Scienaptic is the world's leading AI powered Credit Underwriting platform company. Designed by seasoned Chief Risk Officers, its platform is creating industry leading business impact in terms of lifts such as higher approvals (15-40%) and lower credit losses (10-25%) with all the regulatory explainability. Last year alone, we have helped financial institutions evaluate 45 Million consumers and offer credit to over 15 Million.

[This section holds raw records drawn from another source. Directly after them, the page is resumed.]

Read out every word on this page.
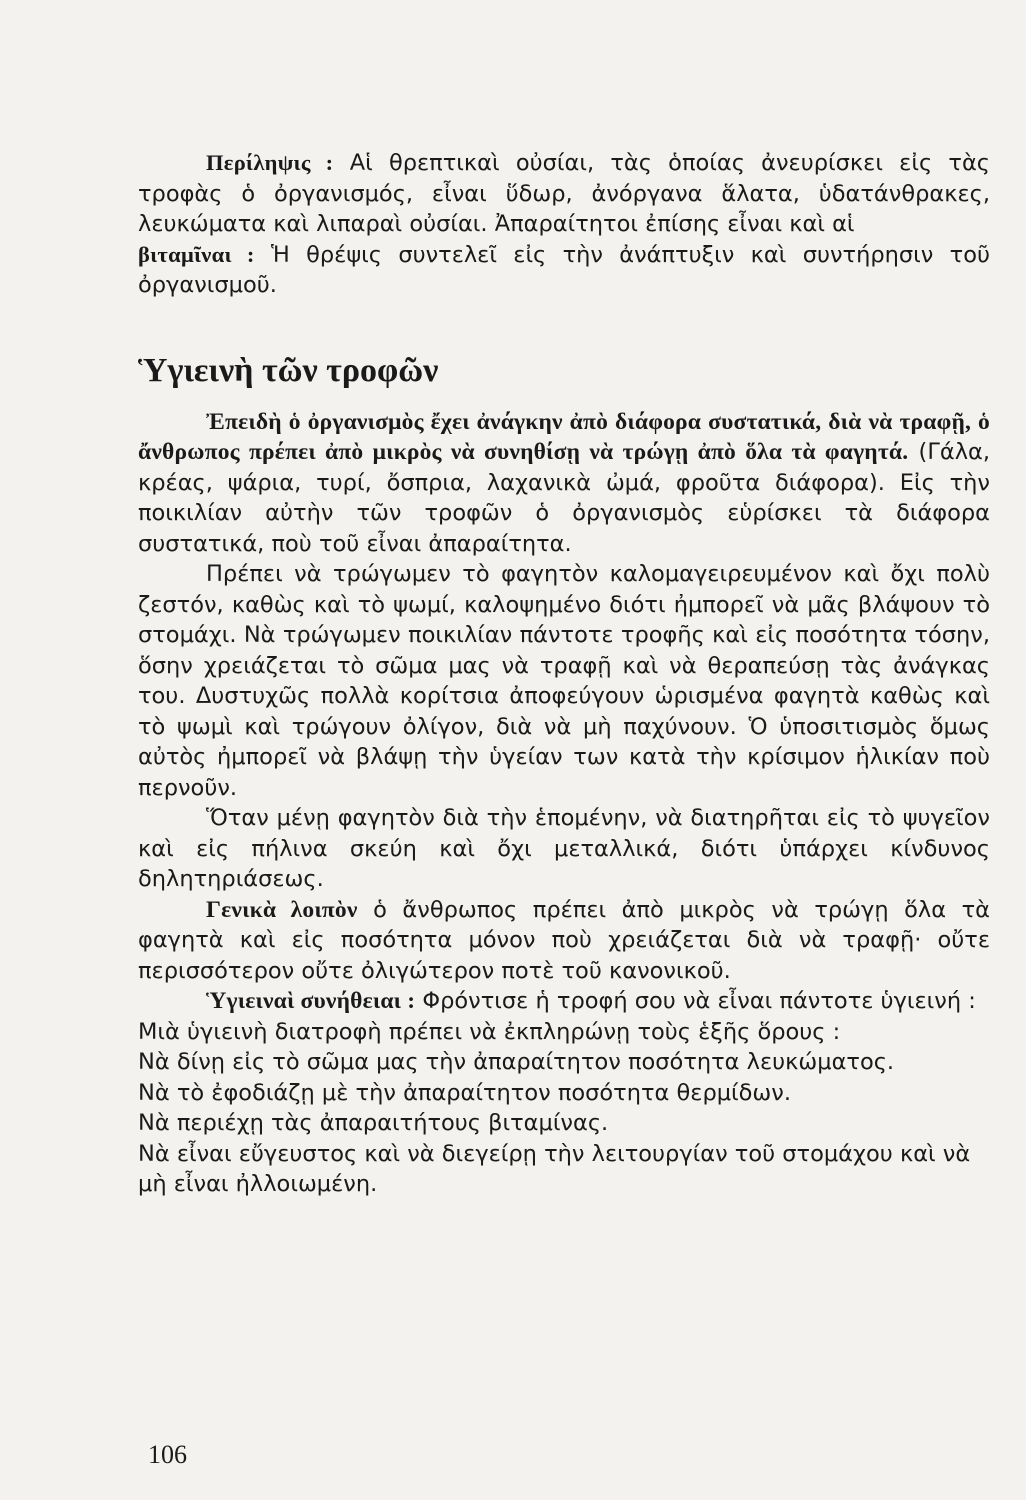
Περίληψις : Αἱ θρεπτικαὶ οὐσίαι, τὰς ὁποίας ἀνευρίσκει εἰς τὰς τροφὰς ὁ ὀργανισμός, εἶναι ὕδωρ, ἀνόργανα ἅλατα, ὑδατάνθρακες, λευκώματα καὶ λιπαραὶ οὐσίαι. Ἀπαραίτητοι ἐπίσης εἶναι καὶ αἱ
βιταμῖναι : Ἡ θρέψις συντελεῖ εἰς τὴν ἀνάπτυξιν καὶ συντήρησιν τοῦ ὀργανισμοῦ.

Ὑγιεινὴ τῶν τροφῶν

Ἐπειδὴ ὁ ὀργανισμὸς ἔχει ἀνάγκην ἀπὸ διάφορα συστατικά, διὰ νὰ τραφῇ, ὁ ἄνθρωπος πρέπει ἀπὸ μικρὸς νὰ συνηθίσῃ νὰ τρώγῃ ἀπὸ ὅλα τὰ φαγητά. (Γάλα, κρέας, ψάρια, τυρί, ὄσπρια, λαχανικὰ ὠμά, φροῦτα διάφορα). Εἰς τὴν ποικιλίαν αὐτὴν τῶν τροφῶν ὁ ὀργανισμὸς εὑρίσκει τὰ διάφορα συστατικά, ποὺ τοῦ εἶναι ἀπαραίτητα.

Πρέπει νὰ τρώγωμεν τὸ φαγητὸν καλομαγειρευμένον καὶ ὄχι πολὺ ζεστόν, καθὼς καὶ τὸ ψωμί, καλοψημένο διότι ἠμπορεῖ νὰ μᾶς βλάψουν τὸ στομάχι. Νὰ τρώγωμεν ποικιλίαν πάντοτε τροφῆς καὶ εἰς ποσότητα τόσην, ὅσην χρειάζεται τὸ σῶμα μας νὰ τραφῇ καὶ νὰ θεραπεύσῃ τὰς ἀνάγκας του. Δυστυχῶς πολλὰ κορίτσια ἀποφεύγουν ὡρισμένα φαγητὰ καθὼς καὶ τὸ ψωμὶ καὶ τρώγουν ὀλίγον, διὰ νὰ μὴ παχύνουν. Ὁ ὑποσιτισμὸς ὅμως αὐτὸς ἠμπορεῖ νὰ βλάψῃ τὴν ὑγείαν των κατὰ τὴν κρίσιμον ἡλικίαν ποὺ περνοῦν.

Ὅταν μένῃ φαγητὸν διὰ τὴν ἑπομένην, νὰ διατηρῆται εἰς τὸ ψυγεῖον καὶ εἰς πήλινα σκεύη καὶ ὄχι μεταλλικά, διότι ὑπάρχει κίνδυνος δηλητηριάσεως.

Γενικὰ λοιπὸν ὁ ἄνθρωπος πρέπει ἀπὸ μικρὸς νὰ τρώγῃ ὅλα τὰ φαγητὰ καὶ εἰς ποσότητα μόνον ποὺ χρειάζεται διὰ νὰ τραφῇ· οὔτε περισσότερον οὔτε ὀλιγώτερον ποτὲ τοῦ κανονικοῦ.

Ὑγιειναὶ συνήθειαι : Φρόντισε ἡ τροφή σου νὰ εἶναι πάντοτε ὑγιεινή :

Μιὰ ὑγιεινὴ διατροφὴ πρέπει νὰ ἐκπληρώνῃ τοὺς ἑξῆς ὅρους :
Νὰ δίνῃ εἰς τὸ σῶμα μας τὴν ἀπαραίτητον ποσότητα λευκώματος.
Νὰ τὸ ἐφοδιάζῃ μὲ τὴν ἀπαραίτητον ποσότητα θερμίδων.
Νὰ περιέχῃ τὰς ἀπαραιτήτους βιταμίνας.
Νὰ εἶναι εὔγευστος καὶ νὰ διεγείρῃ τὴν λειτουργίαν τοῦ στομάχου καὶ νὰ μὴ εἶναι ἠλλοιωμένη.
106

Scienaptic’s clients include Fortune 100 banks, community banks and Fintechs.
We are looking for a Data Engineer to join our growing team of analytics experts.
Leverage the batch computation frameworks and our workflow management platform (Airflow) to assist in building out different data pipelines
Lower the latency and bridge the gap between our production systems and our data warehouse by rethinking and optimizing our core data pipeline jobs
Work with client to create and optimize critical batch processing jobs in Spark
Develop production grade code using Scala/Spark and Python/Spark code on Azure data bricks
Skills and Experience
Strong engineering background and interested in data
Good understanding of data analysis using SQL queries
Strong hold on Python or Scala as a programming language on Azure Databricks.

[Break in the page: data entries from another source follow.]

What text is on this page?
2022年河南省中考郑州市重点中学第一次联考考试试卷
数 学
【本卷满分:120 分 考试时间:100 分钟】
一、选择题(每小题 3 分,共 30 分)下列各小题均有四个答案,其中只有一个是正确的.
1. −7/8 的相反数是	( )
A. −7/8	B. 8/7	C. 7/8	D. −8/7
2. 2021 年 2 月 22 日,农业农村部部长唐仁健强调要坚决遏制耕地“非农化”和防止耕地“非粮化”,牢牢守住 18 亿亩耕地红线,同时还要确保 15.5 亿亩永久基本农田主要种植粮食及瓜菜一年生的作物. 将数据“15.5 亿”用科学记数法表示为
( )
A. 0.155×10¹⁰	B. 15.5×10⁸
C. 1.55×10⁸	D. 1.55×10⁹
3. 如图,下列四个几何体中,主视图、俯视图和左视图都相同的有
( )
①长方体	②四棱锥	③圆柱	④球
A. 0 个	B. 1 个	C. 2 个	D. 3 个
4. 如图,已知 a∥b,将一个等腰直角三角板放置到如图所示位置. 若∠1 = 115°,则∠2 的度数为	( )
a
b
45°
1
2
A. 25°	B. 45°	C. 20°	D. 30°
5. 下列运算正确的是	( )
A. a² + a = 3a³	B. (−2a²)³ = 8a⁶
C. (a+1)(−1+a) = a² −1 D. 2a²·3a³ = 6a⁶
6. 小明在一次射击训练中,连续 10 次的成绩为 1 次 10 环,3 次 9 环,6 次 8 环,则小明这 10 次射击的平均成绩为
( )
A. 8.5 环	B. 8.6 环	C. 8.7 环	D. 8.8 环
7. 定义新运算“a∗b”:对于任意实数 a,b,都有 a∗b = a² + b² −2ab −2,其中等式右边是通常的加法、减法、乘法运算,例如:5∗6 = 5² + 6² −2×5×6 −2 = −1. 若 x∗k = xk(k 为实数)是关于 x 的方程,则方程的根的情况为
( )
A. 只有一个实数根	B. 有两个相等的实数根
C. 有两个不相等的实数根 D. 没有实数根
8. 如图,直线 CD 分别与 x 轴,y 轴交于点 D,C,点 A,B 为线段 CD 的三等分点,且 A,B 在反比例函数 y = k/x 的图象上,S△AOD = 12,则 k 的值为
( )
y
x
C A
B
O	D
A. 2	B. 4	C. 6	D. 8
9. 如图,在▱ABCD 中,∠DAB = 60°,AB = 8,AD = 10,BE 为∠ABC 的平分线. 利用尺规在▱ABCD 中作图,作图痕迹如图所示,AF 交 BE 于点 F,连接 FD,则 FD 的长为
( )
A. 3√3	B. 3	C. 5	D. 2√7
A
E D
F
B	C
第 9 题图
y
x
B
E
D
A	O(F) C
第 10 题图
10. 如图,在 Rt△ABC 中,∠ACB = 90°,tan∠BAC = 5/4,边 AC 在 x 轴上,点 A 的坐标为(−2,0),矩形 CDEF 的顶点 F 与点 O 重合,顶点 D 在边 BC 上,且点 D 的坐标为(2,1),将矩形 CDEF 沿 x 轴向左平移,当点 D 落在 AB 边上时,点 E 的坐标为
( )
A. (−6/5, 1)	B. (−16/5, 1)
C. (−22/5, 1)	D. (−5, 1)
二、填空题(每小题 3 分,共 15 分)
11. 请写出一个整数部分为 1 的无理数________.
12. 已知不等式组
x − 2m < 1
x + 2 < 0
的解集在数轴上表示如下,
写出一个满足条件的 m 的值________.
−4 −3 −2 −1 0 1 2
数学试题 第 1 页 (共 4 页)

Experience of developing and maintaining distributed systems built with Azure Databricks or native Apache Spark
Experience of building libraries and tooling that provide abstractions to users for accessing data
Experience in writing and debugging ETL jobs using a distributed data framework (Spark/Hadoop MapReduce etc.) on Azure Databricks
Experience optimizing the end-to-end performance of distributed systems
Ability to recommend and implement ways to improve data reliability, efficiency, and quality.